Coronado Which Wich Serves a PB&J Lunch at Ronald McDonald HouseSeptember 17, 2014
On Friday, September 5, Which Wich of Coronado brought some old fashioned comfort food to children and parents staying at Ronald McDonald House, serving up more than a hundred peanut butter and grape jelly sandwiches for lunch.
It was all part of the sandwich shop's Project PB&J, started by Jeff Sinelli, the company’s founder, seven months ago. The idea is “to spread the love, one sandwich at a time.” That starts with someone buying a single sandwich at Which Wich, said Maggie Holland, who co-owns the Coronado franchise with her husband Dennis. Each sandwich cost $3.00, of which two dollars are set aside for the project. One dollar is set aside to provide sandwiches in a global or national disaster situation, such as an earthquake or flood. A second dollar is for local needs
So far, the Holland’s franchises (which include six locations in San Diego County) have served sandwiches at Casa De Amparo, a place for children who have runaway or removed from abusive or neglectful parents, and Rachel’s House, a residence for older women trying to rebuild shattered lives.
As gratifying as helping those women and children was, serving sandwiches to seriously ill children and their families was special -- both heart wrenching and inspiring.
“I am amazed at how strong, faithful and grateful these people are in the face of some truly trying times,” said Meredith Hinz, project director for the local franchise. “The volunteers that work at the Ronald McDonald House are so awesome. It’s nice to see the face of generosity everywhere you turn.”
For Ronald McDonald House, this type of meal service is invaluable, according to John L. Amick, the charity’s Meal Provider Coordinator. Their kitchen turns out 450 meals a day, including breakfast, lunch, and dinner to families staying at the house; those families all include a child undergoing specialized medical treatment at Rady Children's, Sharp Memorial, or Mary Birch Hospitals. “This includes not only people staying at Ronald McDonald House, but also outpatients, who might only be there for the day," Amick points out.
“The key [criterion] is children,” he added. “All of the people being served are children, with serious illnesses, and their families.”
As it does for most of its activities Ronald McDonald house relies on a combination of a few staff and lots of volunteers to cook and serve the meals. The kitchen core group of three staff and three to five Job Corps volunteers. In addition, service groups from around the county help out. The Navy personnel in particular have been most generous in donating their time, Amick noted. All of the food is donated. Their mainstays are Costco and Sprouts. They also get food from Feed America and Albertsons.

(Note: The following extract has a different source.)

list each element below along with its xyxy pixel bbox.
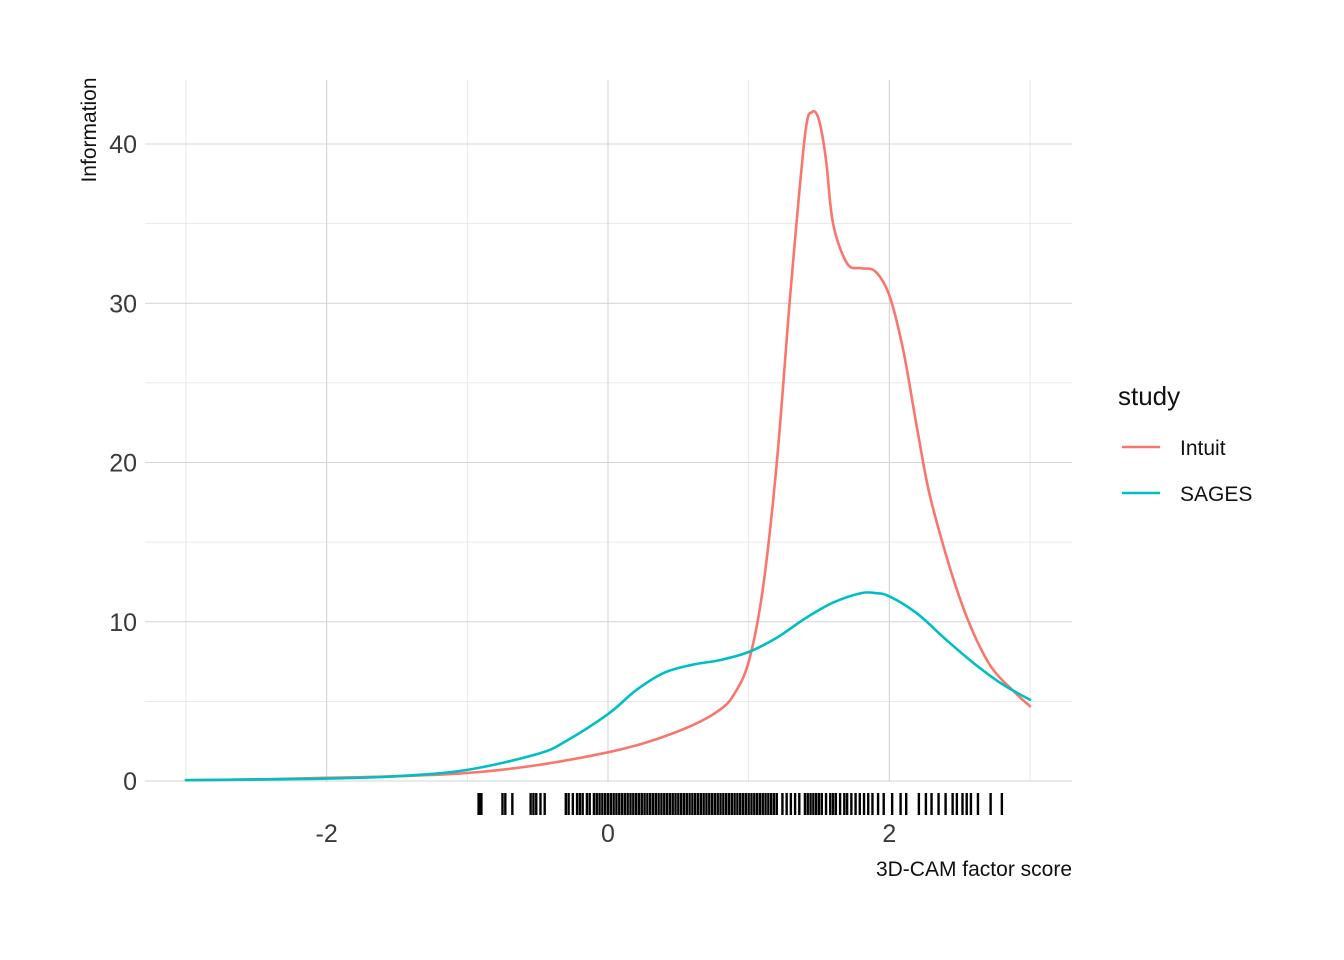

Then there are the special meals prepared by local eateries. A number of local restaurants have prepared meals, including Phil’s Barbeque, Hodads and most recently Chesapeake Deli and Catering,” said Amick.
Even though Which Wich makes sandwiches everyday, gearing up for Ronald McDonald took an extra effort. The Hollands and staff volunteers started making sandwiches in Coronado at 8:30 a.m. for the noon to 1 p.m. lunch. Each was handmade and hand wrapped. “Making 150 sandwiches takes a lot of time and a lot of work,” Maggie Holland remarked at one point.
Still, the Coronado Which Wich team is ready to do it all over again, and is already working with Ronald McDonald’s House to schedule quarterly visits.
“Yesterday was an incredible experience and we were so happy that we could contribute and help at such an amazing place,” she said.
While they hope to be a permanent part of Ronald McDonald’s House, the Hollands are look for other charities to serve. “We want people to come to us with ideas,” Dennis Holland said.